Ele também criticou a promessa de Jair Bolsonaro (PSL) de resolver o déficit fiscal no próximo ano, por considerá-la inviável. Para o economista, a eleição do capitão reformado representaria um formidável retrocesso para o Brasil.
Geraldo Alckmin (PSDB) e Marina Silva (Rede) são, na opinião do economista, os candidatos mais cientes das medidas que precisam ser adotadas para resolver a crise fiscal brasileira.
Em 2016, o sr. disse à Folha que a repetição de erros cometidos pelo Brasil o fazia lembrar o filme “Feitiço do tempo”, em que um homem vive o mesmo dia várias vezes. Ainda tem essa impressão?
Sim. As propostas da campanha presidencial mostram que alguns candidatos estão prometendo repetir os mesmos erros do passado, como a ideia de que o Estado precisa proteger a economia. Políticas assim criaram uma série de problemas, mas acho que as pessoas esquecem.
O Plano Real foi muito importante. Mas a verdade é que só acabar com a inflação não foi a chave mágica para o Brasil crescer. E o nosso desafio é a questão da produtividade. Nós fazemos as coisas pior do que os outros países, e cada vez pior.
Por que o país não avançou?
O governo precisa criar o ambiente para que as firmas aumentem sua produtividade. Acho que, em parte, isso não aconteceu exatamente pelo que a gente falou sobre o filme, vamos voltando aos mesmos problemas.

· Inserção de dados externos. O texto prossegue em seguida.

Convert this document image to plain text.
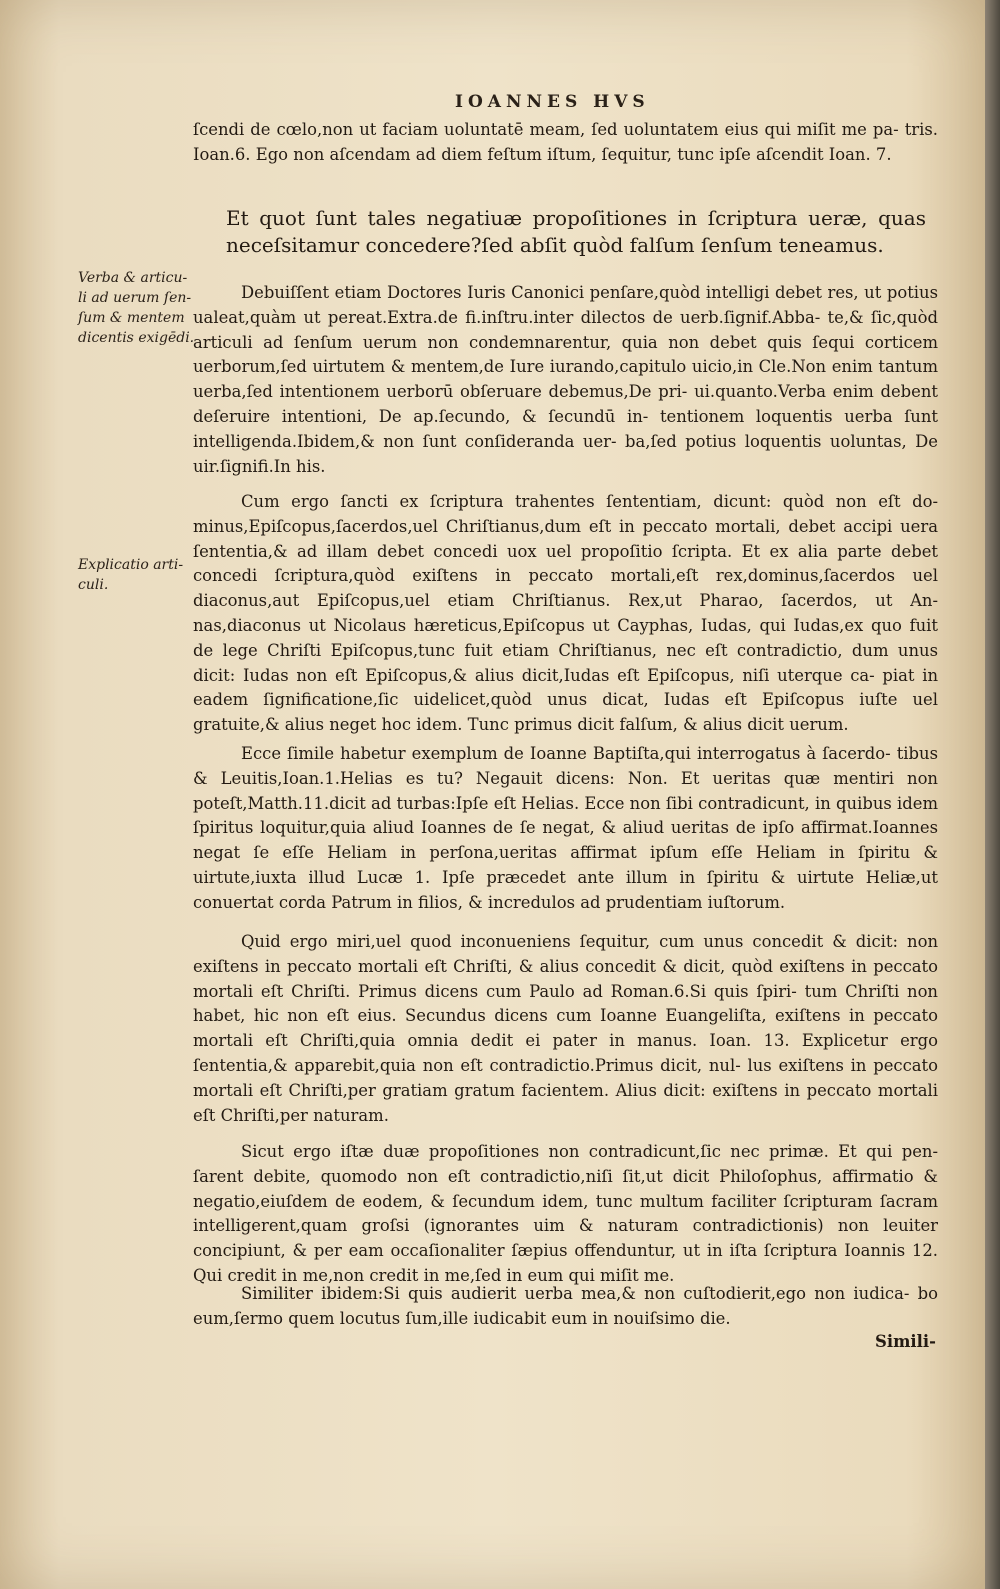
IOANNES HVS

ſcendi de cœlo,non ut faciam uoluntatē meam, ſed uoluntatem eius qui miſit me pa- tris. Ioan.6. Ego non aſcendam ad diem feſtum iſtum, ſequitur, tunc ipſe aſcendit Ioan. 7.

Et quot ſunt tales negatiuæ propoſitiones in ſcriptura ueræ, quas neceſsitamur concedere?ſed abſit quòd falſum ſenſum teneamus.

Verba & articu- li ad uerum ſen- ſum & mentem dicentis exigēdi.

Debuiſſent etiam Doctores Iuris Canonici penſare,quòd intelligi debet res, ut potius ualeat,quàm ut pereat.Extra.de fi.inſtru.inter dilectos de uerb.ſignif.Abba- te,& ſic,quòd articuli ad ſenſum uerum non condemnarentur, quia non debet quis ſequi corticem uerborum,ſed uirtutem & mentem,de Iure iurando,capitulo uicio,in Cle.Non enim tantum uerba,ſed intentionem uerborū obſeruare debemus,De pri- ui.quanto.Verba enim debent deſeruire intentioni, De ap.ſecundo, & ſecundū in- tentionem loquentis uerba ſunt intelligenda.Ibidem,& non ſunt conſideranda uer- ba,ſed potius loquentis uoluntas, De uir.ſignifi.In his.

Explicatio arti- culi.

Cum ergo ſancti ex ſcriptura trahentes ſententiam, dicunt: quòd non eſt do- minus,Epiſcopus,ſacerdos,uel Chriſtianus,dum eſt in peccato mortali, debet accipi uera ſententia,& ad illam debet concedi uox uel propoſitio ſcripta. Et ex alia parte debet concedi ſcriptura,quòd exiſtens in peccato mortali,eſt rex,dominus,ſacerdos uel diaconus,aut Epiſcopus,uel etiam Chriſtianus. Rex,ut Pharao, ſacerdos, ut An- nas,diaconus ut Nicolaus hæreticus,Epiſcopus ut Cayphas, Iudas, qui Iudas,ex quo fuit de lege Chriſti Epiſcopus,tunc fuit etiam Chriſtianus, nec eſt contradictio, dum unus dicit: Iudas non eſt Epiſcopus,& alius dicit,Iudas eſt Epiſcopus, niſi uterque ca- piat in eadem ſignificatione,ſic uidelicet,quòd unus dicat, Iudas eſt Epiſcopus iuſte uel gratuite,& alius neget hoc idem. Tunc primus dicit falſum, & alius dicit uerum.

Ecce ſimile habetur exemplum de Ioanne Baptiſta,qui interrogatus à ſacerdo- tibus & Leuitis,Ioan.1.Helias es tu? Negauit dicens: Non. Et ueritas quæ mentiri non poteſt,Matth.11.dicit ad turbas:Ipſe eſt Helias. Ecce non ſibi contradicunt, in quibus idem ſpiritus loquitur,quia aliud Ioannes de ſe negat, & aliud ueritas de ipſo affirmat.Ioannes negat ſe eſſe Heliam in perſona,ueritas affirmat ipſum eſſe Heliam in ſpiritu & uirtute,iuxta illud Lucæ 1. Ipſe præcedet ante illum in ſpiritu & uirtute Heliæ,ut conuertat corda Patrum in filios, & incredulos ad prudentiam iuſtorum.

Quid ergo miri,uel quod inconueniens ſequitur, cum unus concedit & dicit: non exiſtens in peccato mortali eſt Chriſti, & alius concedit & dicit, quòd exiſtens in peccato mortali eſt Chriſti. Primus dicens cum Paulo ad Roman.6.Si quis ſpiri- tum Chriſti non habet, hic non eſt eius. Secundus dicens cum Ioanne Euangeliſta, exiſtens in peccato mortali eſt Chriſti,quia omnia dedit ei pater in manus. Ioan. 13. Explicetur ergo ſententia,& apparebit,quia non eſt contradictio.Primus dicit, nul- lus exiſtens in peccato mortali eſt Chriſti,per gratiam gratum facientem. Alius dicit: exiſtens in peccato mortali eſt Chriſti,per naturam.

Sicut ergo iſtæ duæ propoſitiones non contradicunt,ſic nec primæ. Et qui pen- ſarent debite, quomodo non eſt contradictio,niſi ſit,ut dicit Philoſophus, affirmatio & negatio,eiuſdem de eodem, & ſecundum idem, tunc multum faciliter ſcripturam ſacram intelligerent,quam groſsi (ignorantes uim & naturam contradictionis) non leuiter concipiunt, & per eam occaſionaliter ſæpius offenduntur, ut in iſta ſcriptura Ioannis 12. Qui credit in me,non credit in me,ſed in eum qui miſit me.

Similiter ibidem:Si quis audierit uerba mea,& non cuſtodierit,ego non iudica- bo eum,ſermo quem locutus ſum,ille iudicabit eum in nouiſsimo die.

Simili-
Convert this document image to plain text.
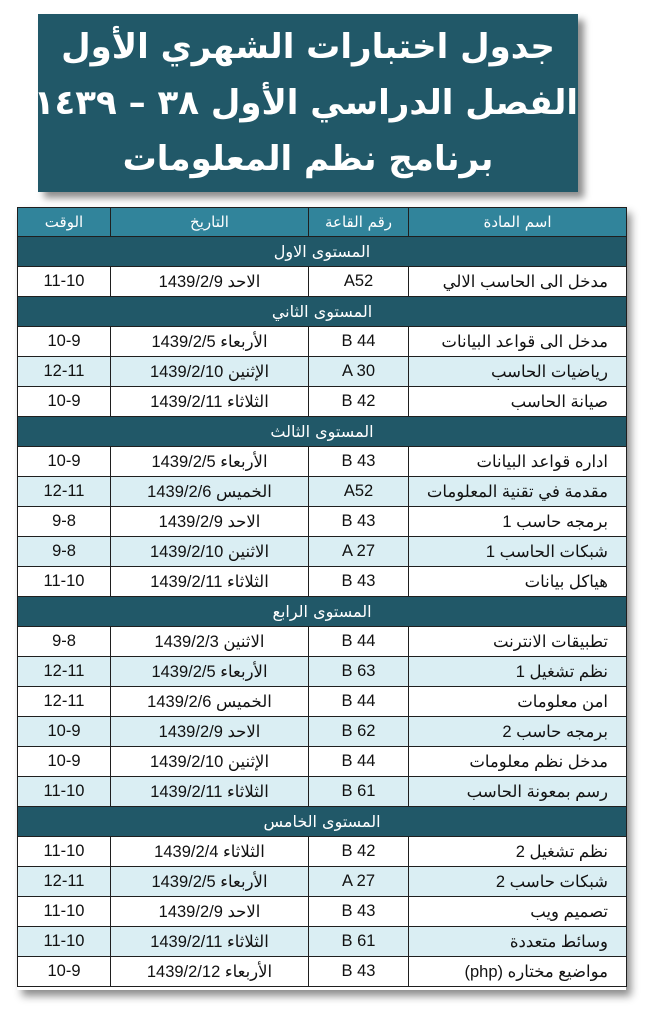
جدول اختبارات الشهري الأول
الفصل الدراسي الأول ٣٨ – ١٤٣٩
برنامج نظم المعلومات
الوقت	التاريخ	رقم القاعة	اسم المادة
المستوى الاول			
11-10	الاحد 1439/2/9	A52	مدخل الى الحاسب الالي
المستوى الثاني			
10-9	الأربعاء 1439/2/5	B 44	مدخل الى قواعد البيانات
12-11	الإثنين 1439/2/10	A 30	رياضيات الحاسب
10-9	الثلاثاء 1439/2/11	B 42	صيانة الحاسب
المستوى الثالث			
10-9	الأربعاء 1439/2/5	B 43	اداره قواعد البيانات
12-11	الخميس 1439/2/6	A52	مقدمة في تقنية المعلومات
9-8	الاحد 1439/2/9	B 43	برمجه حاسب 1
9-8	الاثنين 1439/2/10	A 27	شبكات الحاسب 1
11-10	الثلاثاء 1439/2/11	B 43	هياكل بيانات
المستوى الرابع			
9-8	الاثنين 1439/2/3	B 44	تطبيقات الانترنت
12-11	الأربعاء 1439/2/5	B 63	نظم تشغيل 1
12-11	الخميس 1439/2/6	B 44	امن معلومات
10-9	الاحد 1439/2/9	B 62	برمجه حاسب 2
10-9	الإثنين 1439/2/10	B 44	مدخل نظم معلومات
11-10	الثلاثاء 1439/2/11	B 61	رسم بمعونة الحاسب
المستوى الخامس			
11-10	الثلاثاء 1439/2/4	B 42	نظم تشغيل 2
12-11	الأربعاء 1439/2/5	A 27	شبكات حاسب 2
11-10	الاحد 1439/2/9	B 43	تصميم ويب
11-10	الثلاثاء 1439/2/11	B 61	وسائط متعددة
10-9	الأربعاء 1439/2/12	B 43	مواضيع مختاره (php)
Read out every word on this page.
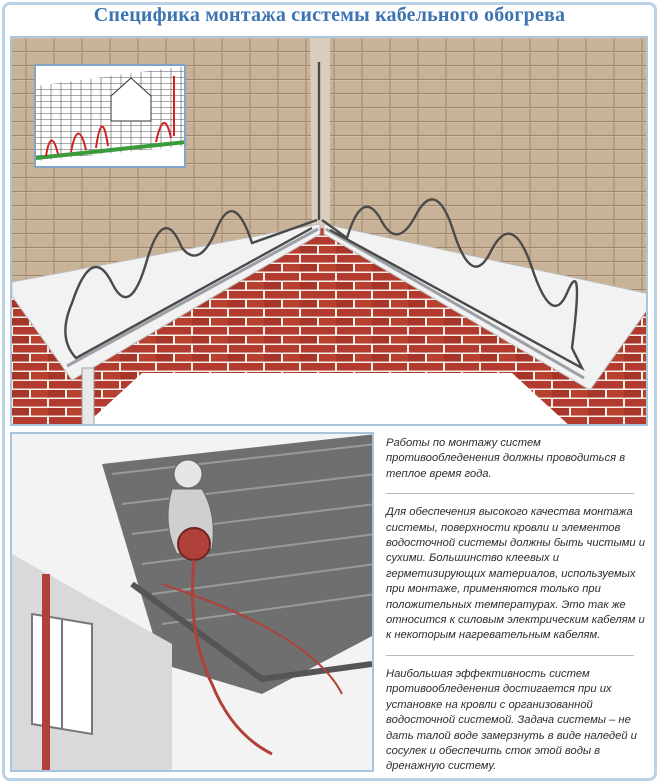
Специфика монтажа системы кабельного обогрева

Работы по монтажу систем противообледенения должны проводиться в теплое время года.

Для обеспечения высокого качества монтажа системы, поверхности кровли и элементов водосточной системы должны быть чистыми и сухими. Большинство клеевых и герметизирующих материалов, используемых при монтаже, применяются только при положительных температурах. Это так же относится к силовым электрическим кабелям и к некоторым нагревательным кабелям.

Наибольшая эффективность систем противообледенения достигается при их установке на кровли с организованной водосточной системой. Задача системы – не дать талой воде замерзнуть в виде наледей и сосулек и обеспечить сток этой воды в дренажную систему.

O país tinha, de uma certa maneira, equacionado seu problema fiscal no final do Plano Real, mas a partir principalmente do segundo governo Lula —e certamente do primeiro governo Dilma [Rousseff] em diante—, a gente retomou o caminho de tentar resolver todos os nossos problemas gastando mais do que arrecadava. E, quando você escuta os detalhes dos programas de alguns candidatos, eles também falam em gastar mais.
Deixe-me colocar de outra maneira. Acho que existe uma crise fiscal importante no Brasil e acho que, na discussão da eleição, essa crise fiscal está sendo ignorada em vários graus pelos diferentes candidatos. Ou, então, eles apresentam soluções mágicas, como a de que vão acabar com o déficit fiscal no ano que vem, coisa que você sabe que não vai acontecer.
O sr. vê esse problema em todos os programas dos candidatos que lideram as pesquisas?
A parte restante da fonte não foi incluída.